Machine Vision for Road Pavement Applications Bitumen Coverage and Grain Size Estimation

University dissertation from Lunds Universitet, Centre for Mathematical Sciences

Abstract: In this thesis some research questions regarding durability and quality of roads has been investigated. The questions are analyzed from an image analysis point of view and aims to be a complement to existing methods for analyzing asphalt. One important factor for the durability of the asphalt layer on roads is the affinity between the stones in the asphalt and the binder that holds the stones together, called bitumen. One step in testing the affinity is to manually estimate the degree of bitumen coverage after the stones covered in bitumen has been washed for a while. The goal with the first two papers is to replace this manual estimation by image analysis methods. The first paper deals with the easier problem where there is a clear color difference between the stones and the bitumen.

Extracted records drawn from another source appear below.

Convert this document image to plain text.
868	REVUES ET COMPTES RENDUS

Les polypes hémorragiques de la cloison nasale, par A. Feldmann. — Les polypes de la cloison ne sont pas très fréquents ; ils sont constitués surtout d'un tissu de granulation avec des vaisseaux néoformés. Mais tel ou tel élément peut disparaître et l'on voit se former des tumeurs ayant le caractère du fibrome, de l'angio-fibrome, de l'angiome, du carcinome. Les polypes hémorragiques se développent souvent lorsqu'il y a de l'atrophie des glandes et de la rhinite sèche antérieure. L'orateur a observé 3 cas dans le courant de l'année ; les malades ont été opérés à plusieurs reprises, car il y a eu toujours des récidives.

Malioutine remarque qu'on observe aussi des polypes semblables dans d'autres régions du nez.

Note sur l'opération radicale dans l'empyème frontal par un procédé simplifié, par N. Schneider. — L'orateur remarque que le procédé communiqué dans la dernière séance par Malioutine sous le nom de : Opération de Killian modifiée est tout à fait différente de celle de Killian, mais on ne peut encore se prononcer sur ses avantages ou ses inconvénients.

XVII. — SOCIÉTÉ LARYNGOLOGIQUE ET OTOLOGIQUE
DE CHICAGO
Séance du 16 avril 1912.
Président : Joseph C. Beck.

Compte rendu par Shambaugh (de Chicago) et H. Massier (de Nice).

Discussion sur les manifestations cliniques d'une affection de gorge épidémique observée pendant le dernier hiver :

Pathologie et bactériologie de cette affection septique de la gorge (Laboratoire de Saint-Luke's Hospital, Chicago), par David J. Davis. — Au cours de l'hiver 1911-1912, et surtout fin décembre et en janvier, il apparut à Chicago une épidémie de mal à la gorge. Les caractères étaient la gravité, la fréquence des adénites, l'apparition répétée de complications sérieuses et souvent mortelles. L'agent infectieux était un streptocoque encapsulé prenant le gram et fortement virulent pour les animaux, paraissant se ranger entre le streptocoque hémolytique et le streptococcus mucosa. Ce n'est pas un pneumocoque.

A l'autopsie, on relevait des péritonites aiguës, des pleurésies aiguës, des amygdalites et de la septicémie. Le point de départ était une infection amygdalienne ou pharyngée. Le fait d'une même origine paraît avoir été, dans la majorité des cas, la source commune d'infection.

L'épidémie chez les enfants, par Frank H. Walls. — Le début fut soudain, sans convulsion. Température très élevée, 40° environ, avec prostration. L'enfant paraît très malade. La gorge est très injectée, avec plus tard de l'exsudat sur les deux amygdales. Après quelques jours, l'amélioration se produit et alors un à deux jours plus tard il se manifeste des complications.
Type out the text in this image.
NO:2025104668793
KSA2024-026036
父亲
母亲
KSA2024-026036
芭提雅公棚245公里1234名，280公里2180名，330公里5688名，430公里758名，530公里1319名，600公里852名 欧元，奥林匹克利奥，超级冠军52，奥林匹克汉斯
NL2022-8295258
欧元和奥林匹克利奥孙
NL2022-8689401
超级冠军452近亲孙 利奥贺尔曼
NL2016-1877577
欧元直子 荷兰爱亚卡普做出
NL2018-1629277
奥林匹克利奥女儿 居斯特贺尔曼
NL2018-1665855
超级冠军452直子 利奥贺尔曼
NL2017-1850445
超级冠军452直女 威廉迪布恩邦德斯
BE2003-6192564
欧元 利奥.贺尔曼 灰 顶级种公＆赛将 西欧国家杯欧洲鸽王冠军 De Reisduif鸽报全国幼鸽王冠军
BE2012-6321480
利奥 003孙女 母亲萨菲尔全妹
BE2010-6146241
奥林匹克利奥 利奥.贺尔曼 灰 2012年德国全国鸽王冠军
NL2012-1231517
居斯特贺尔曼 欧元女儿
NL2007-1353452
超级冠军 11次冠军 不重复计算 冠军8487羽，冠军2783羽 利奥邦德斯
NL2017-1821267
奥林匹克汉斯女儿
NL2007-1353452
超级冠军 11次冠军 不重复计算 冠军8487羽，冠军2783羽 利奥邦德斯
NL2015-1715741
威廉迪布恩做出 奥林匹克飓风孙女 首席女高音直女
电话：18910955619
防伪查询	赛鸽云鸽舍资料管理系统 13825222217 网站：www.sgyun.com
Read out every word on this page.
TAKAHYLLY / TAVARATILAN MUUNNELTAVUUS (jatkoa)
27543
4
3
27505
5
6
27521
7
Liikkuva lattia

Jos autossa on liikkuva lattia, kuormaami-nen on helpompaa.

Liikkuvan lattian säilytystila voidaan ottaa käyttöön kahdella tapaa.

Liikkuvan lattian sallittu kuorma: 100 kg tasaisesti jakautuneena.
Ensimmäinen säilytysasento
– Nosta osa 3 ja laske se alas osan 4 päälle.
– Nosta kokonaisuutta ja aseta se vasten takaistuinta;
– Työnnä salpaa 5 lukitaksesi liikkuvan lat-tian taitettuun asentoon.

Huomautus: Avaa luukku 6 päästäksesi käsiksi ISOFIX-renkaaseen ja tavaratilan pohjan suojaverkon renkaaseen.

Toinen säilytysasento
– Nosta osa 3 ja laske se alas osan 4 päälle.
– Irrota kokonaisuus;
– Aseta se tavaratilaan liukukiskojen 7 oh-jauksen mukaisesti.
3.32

By using reference images to get information of the typical stone and bitumen color and a graph-cut algorithm we get result that seems to be close to the real degree of bitumen coverage. In the second paper we instead look at the problem with darker stones. In this case we cannot see a clear color difference between the stones and the bitumen. Instead we notice that bitumen and stones reflect light in different ways and take multiple images with lighting from different directions. The degree of bitumen coverage is then estimated by detecting specular reflections in the images. Another quality control of asphalt is to estimate the size distribution in an asphalt sample and see if it corresponds to the recipe for the asphalt. This is investigated in the third paper, where slices of the asphalt are analyzed. The analysis consists of segmenting the stones individually so that the size of all grains can later be estimated.